As the fruit of the Renaissance graft on Flanders coarsened and deteriorated, a new influence arose in the Low Countries, one that was bound to submerge all others. Rubens appeared and spread his great decorative surfaces before eyes that were tired of hybrid design. This great scene-painter introduced into all Europe a new method in his voluptuous, vigorous work, a method especially adapted to tapestry weaving. It is not for us to quarrel with the art of so great a master. The critics of painting scarce do that; but in the lesser art of tapestry the change brought about by his cartoons was not a happy one.

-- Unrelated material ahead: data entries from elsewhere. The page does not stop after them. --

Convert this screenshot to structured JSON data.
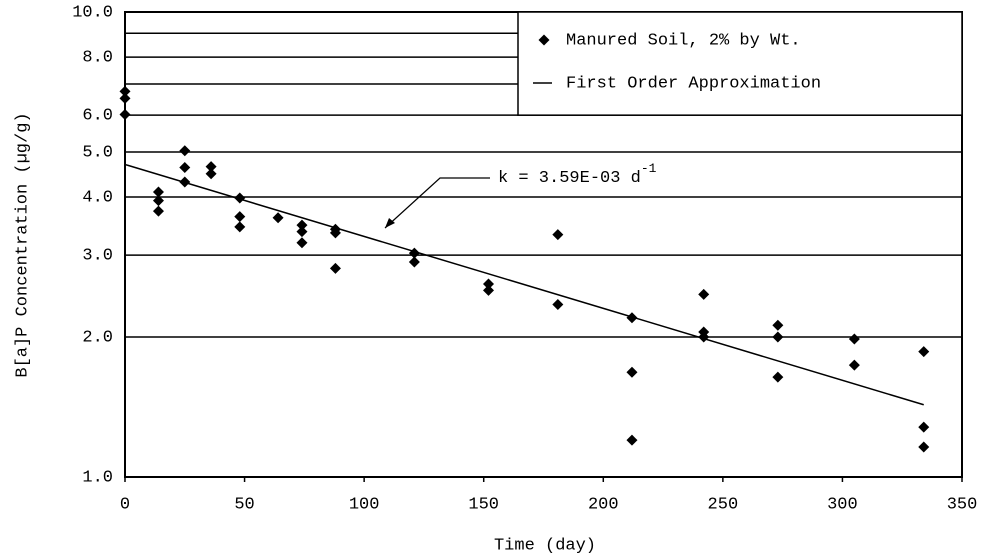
{
  "chart_data": {
    "type": "scatter",
    "x_label": "Time (day)",
    "y_label": "B[a]P Concentration (µg/g)",
    "annotation": {
      "text": "k = 3.59E-03 d",
      "superscript": "-1"
    },
    "log_y": true,
    "grid": true,
    "legend": "top-right",
    "xlim": [
      0,
      350
    ],
    "xticks": [
      0,
      50,
      100,
      150,
      200,
      250,
      300,
      350
    ],
    "ylim": [
      1,
      10
    ],
    "yticks": [
      {
        "value": 1,
        "label": "1.0"
      },
      {
        "value": 2,
        "label": "2.0"
      },
      {
        "value": 3,
        "label": "3.0"
      },
      {
        "value": 4,
        "label": "4.0"
      },
      {
        "value": 5,
        "label": "5.0"
      },
      {
        "value": 6,
        "label": "6.0"
      },
      {
        "value": 8,
        "label": "8.0"
      },
      {
        "value": 10,
        "label": "10.0"
      }
    ],
    "yminor": [
      7,
      9
    ],
    "series": [
      {
        "name": "Manured Soil, 2% by Wt.",
        "type": "scatter",
        "color": "#000000",
        "x": [
          0,
          0,
          0,
          14,
          14,
          14,
          25,
          25,
          25,
          36,
          36,
          48,
          48,
          48,
          64,
          74,
          74,
          74,
          88,
          88,
          88,
          121,
          121,
          152,
          152,
          181,
          181,
          212,
          212,
          212,
          242,
          242,
          242,
          273,
          273,
          273,
          305,
          305,
          334,
          334,
          334
        ],
        "values": [
          6.75,
          6.52,
          6.02,
          4.1,
          3.93,
          3.73,
          5.03,
          4.63,
          4.31,
          4.65,
          4.49,
          3.98,
          3.63,
          3.45,
          3.61,
          3.48,
          3.37,
          3.19,
          3.41,
          3.35,
          2.81,
          3.03,
          2.9,
          2.6,
          2.52,
          3.32,
          2.35,
          2.2,
          1.68,
          1.2,
          2.47,
          2.05,
          2.0,
          2.12,
          2.0,
          1.64,
          1.98,
          1.74,
          1.86,
          1.28,
          1.16
        ]
      },
      {
        "name": "First Order Approximation",
        "type": "line",
        "color": "#000000",
        "x": [
          0,
          334
        ],
        "values": [
          4.7,
          1.43
        ]
      }
    ]
  }
}
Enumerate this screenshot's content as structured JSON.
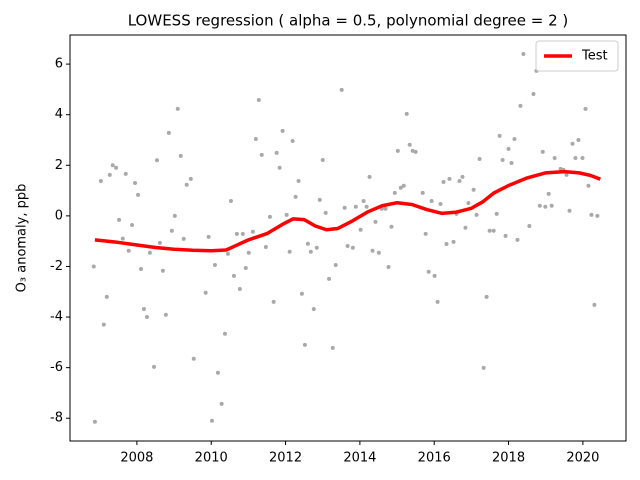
{
  "chart_data": {
    "type": "scatter",
    "title": "LOWESS regression ( alpha = 0.5, polynomial degree = 2 )",
    "ylabel": "O₃ anomaly, ppb",
    "xlim": [
      2006.2,
      2021.16
    ],
    "xticks": [
      2008,
      2010,
      2012,
      2014,
      2016,
      2018,
      2020
    ],
    "ylim": [
      -8.9,
      7.15
    ],
    "yticks": [
      -8,
      -6,
      -4,
      -2,
      0,
      2,
      4,
      6
    ],
    "legend": "upper right",
    "series": [
      {
        "type": "scatter",
        "color": "#a9a9a9",
        "x": [
          2006.87,
          2006.84,
          2007.03,
          2007.11,
          2007.19,
          2007.27,
          2007.35,
          2007.44,
          2007.52,
          2007.62,
          2007.7,
          2007.78,
          2007.87,
          2007.95,
          2008.03,
          2008.11,
          2008.19,
          2008.27,
          2008.35,
          2008.46,
          2008.54,
          2008.62,
          2008.7,
          2008.78,
          2008.86,
          2008.94,
          2009.02,
          2009.1,
          2009.18,
          2009.26,
          2009.34,
          2009.45,
          2009.53,
          2009.85,
          2009.93,
          2010.02,
          2010.1,
          2010.18,
          2010.28,
          2010.37,
          2010.45,
          2010.53,
          2010.61,
          2010.69,
          2010.77,
          2010.85,
          2010.93,
          2011.01,
          2011.12,
          2011.2,
          2011.28,
          2011.36,
          2011.47,
          2011.58,
          2011.68,
          2011.76,
          2011.84,
          2011.92,
          2012.03,
          2012.11,
          2012.19,
          2012.27,
          2012.35,
          2012.44,
          2012.52,
          2012.6,
          2012.68,
          2012.76,
          2012.84,
          2012.92,
          2013.0,
          2013.08,
          2013.17,
          2013.27,
          2013.35,
          2013.51,
          2013.59,
          2013.67,
          2013.81,
          2013.89,
          2014.02,
          2014.1,
          2014.18,
          2014.26,
          2014.34,
          2014.42,
          2014.51,
          2014.59,
          2014.69,
          2014.77,
          2014.85,
          2014.94,
          2015.02,
          2015.1,
          2015.18,
          2015.26,
          2015.34,
          2015.42,
          2015.5,
          2015.69,
          2015.77,
          2015.85,
          2015.93,
          2016.01,
          2016.09,
          2016.17,
          2016.25,
          2016.33,
          2016.41,
          2016.52,
          2016.6,
          2016.68,
          2016.76,
          2016.84,
          2016.92,
          2017.06,
          2017.14,
          2017.22,
          2017.33,
          2017.41,
          2017.49,
          2017.6,
          2017.68,
          2017.76,
          2017.84,
          2017.92,
          2018.0,
          2018.08,
          2018.16,
          2018.24,
          2018.32,
          2018.4,
          2018.56,
          2018.67,
          2018.75,
          2018.84,
          2018.92,
          2018.99,
          2019.08,
          2019.16,
          2019.24,
          2019.32,
          2019.4,
          2019.48,
          2019.56,
          2019.64,
          2019.72,
          2019.8,
          2019.88,
          2019.99,
          2020.07,
          2020.15,
          2020.23,
          2020.31,
          2020.39
        ],
        "values": [
          -8.14,
          -2.0,
          1.38,
          -4.3,
          -3.2,
          1.62,
          2.0,
          1.9,
          -0.16,
          -0.9,
          1.66,
          -1.38,
          -0.36,
          1.3,
          0.83,
          -2.1,
          -3.68,
          -4.0,
          -1.46,
          -5.97,
          2.2,
          -1.07,
          -2.17,
          -3.91,
          3.28,
          -0.59,
          0.0,
          4.23,
          2.37,
          -0.91,
          1.23,
          1.46,
          -5.65,
          -3.04,
          -0.83,
          -8.1,
          -1.94,
          -6.2,
          -7.43,
          -4.66,
          -1.5,
          0.59,
          -2.37,
          -0.71,
          -2.89,
          -0.71,
          -2.06,
          -1.46,
          -0.63,
          3.04,
          4.58,
          2.41,
          -1.23,
          -0.04,
          -3.4,
          2.49,
          1.9,
          3.36,
          0.04,
          -1.42,
          2.96,
          0.75,
          1.38,
          -3.08,
          -5.1,
          -1.1,
          -1.42,
          -3.68,
          -1.26,
          0.63,
          2.21,
          0.12,
          -2.49,
          -5.22,
          -1.94,
          4.98,
          0.32,
          -1.19,
          -1.26,
          0.36,
          -0.55,
          0.59,
          0.36,
          1.54,
          -1.38,
          -0.24,
          -1.46,
          0.28,
          0.28,
          -2.02,
          -0.43,
          0.91,
          2.57,
          1.11,
          1.19,
          4.03,
          2.81,
          2.57,
          2.53,
          0.91,
          -0.71,
          -2.21,
          0.59,
          -2.37,
          -3.4,
          0.47,
          1.34,
          -1.11,
          1.46,
          -1.03,
          0.08,
          1.38,
          1.54,
          -0.47,
          0.51,
          1.03,
          0.04,
          2.25,
          -6.01,
          -3.2,
          -0.59,
          -0.59,
          0.08,
          3.16,
          2.21,
          -0.79,
          2.65,
          2.09,
          3.04,
          -0.95,
          4.35,
          6.4,
          -0.4,
          4.82,
          5.73,
          0.4,
          2.53,
          0.36,
          0.87,
          0.4,
          2.29,
          5.85,
          1.86,
          1.82,
          1.62,
          0.2,
          2.85,
          2.29,
          3.0,
          2.29,
          4.23,
          1.19,
          0.04,
          -3.52,
          0.0
        ]
      },
      {
        "type": "line",
        "name": "Test",
        "color": "#ff0000",
        "x": [
          2006.87,
          2007.5,
          2008,
          2008.5,
          2009,
          2009.5,
          2010,
          2010.4,
          2010.7,
          2011,
          2011.5,
          2011.9,
          2012.2,
          2012.5,
          2012.8,
          2013.1,
          2013.4,
          2013.8,
          2014.2,
          2014.6,
          2015,
          2015.4,
          2015.8,
          2016.2,
          2016.6,
          2017,
          2017.3,
          2017.6,
          2018,
          2018.5,
          2019,
          2019.5,
          2019.9,
          2020.2,
          2020.47
        ],
        "values": [
          -0.95,
          -1.05,
          -1.15,
          -1.25,
          -1.32,
          -1.36,
          -1.38,
          -1.35,
          -1.15,
          -0.95,
          -0.7,
          -0.35,
          -0.12,
          -0.15,
          -0.4,
          -0.55,
          -0.5,
          -0.2,
          0.15,
          0.4,
          0.52,
          0.45,
          0.25,
          0.1,
          0.15,
          0.3,
          0.55,
          0.9,
          1.2,
          1.5,
          1.7,
          1.75,
          1.7,
          1.6,
          1.45
        ]
      }
    ]
  }
}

His great dramatic scenes required to be copied directly from the canvas, no liberty of line or colour could be allowed the weaver. In times past, the tapissier—with talent almost as great as that of the cartoonist—altered at his discretion. Even he to whom the Raphael cartoons were entrusted changed here and there the work of the master.

But now he was expected to copy without license for change. In other words, the time was arriving when tapestries were changing from decorative fabrics into paintings in wool. It takes courage to avow a distaste for the newer method, seeing what rare and beautiful hangings it has produced. But after a study of the purely decorative hangings of Gothic and Renaissance work, how forced and false seem the later gods. The value of the tapestries is enormous, they are the work of eminent men—but the heart turns away from them and revels again in the Primitives and the Italians of the Cinque Cento.

Repining is of little avail. The mode changes and tastes must change with it. If the gradual decadence after the Renaissance was deplorable, it was well that a Rubens rose in vigour to set a new and vital copy. To meet new needs, more tones of colour and yet more, were required by the weaver, and thus came about the making of woven pictures.

As one picture is worth many pages of description, it were well to observe the examples given (plate facing page [79]) of the superb set of Antony and Cleopatra, a series of designs attributed to Rubens, executed in Brussels by Gerard van den Strecken. This set is in the Metropolitan Museum of Art, New York.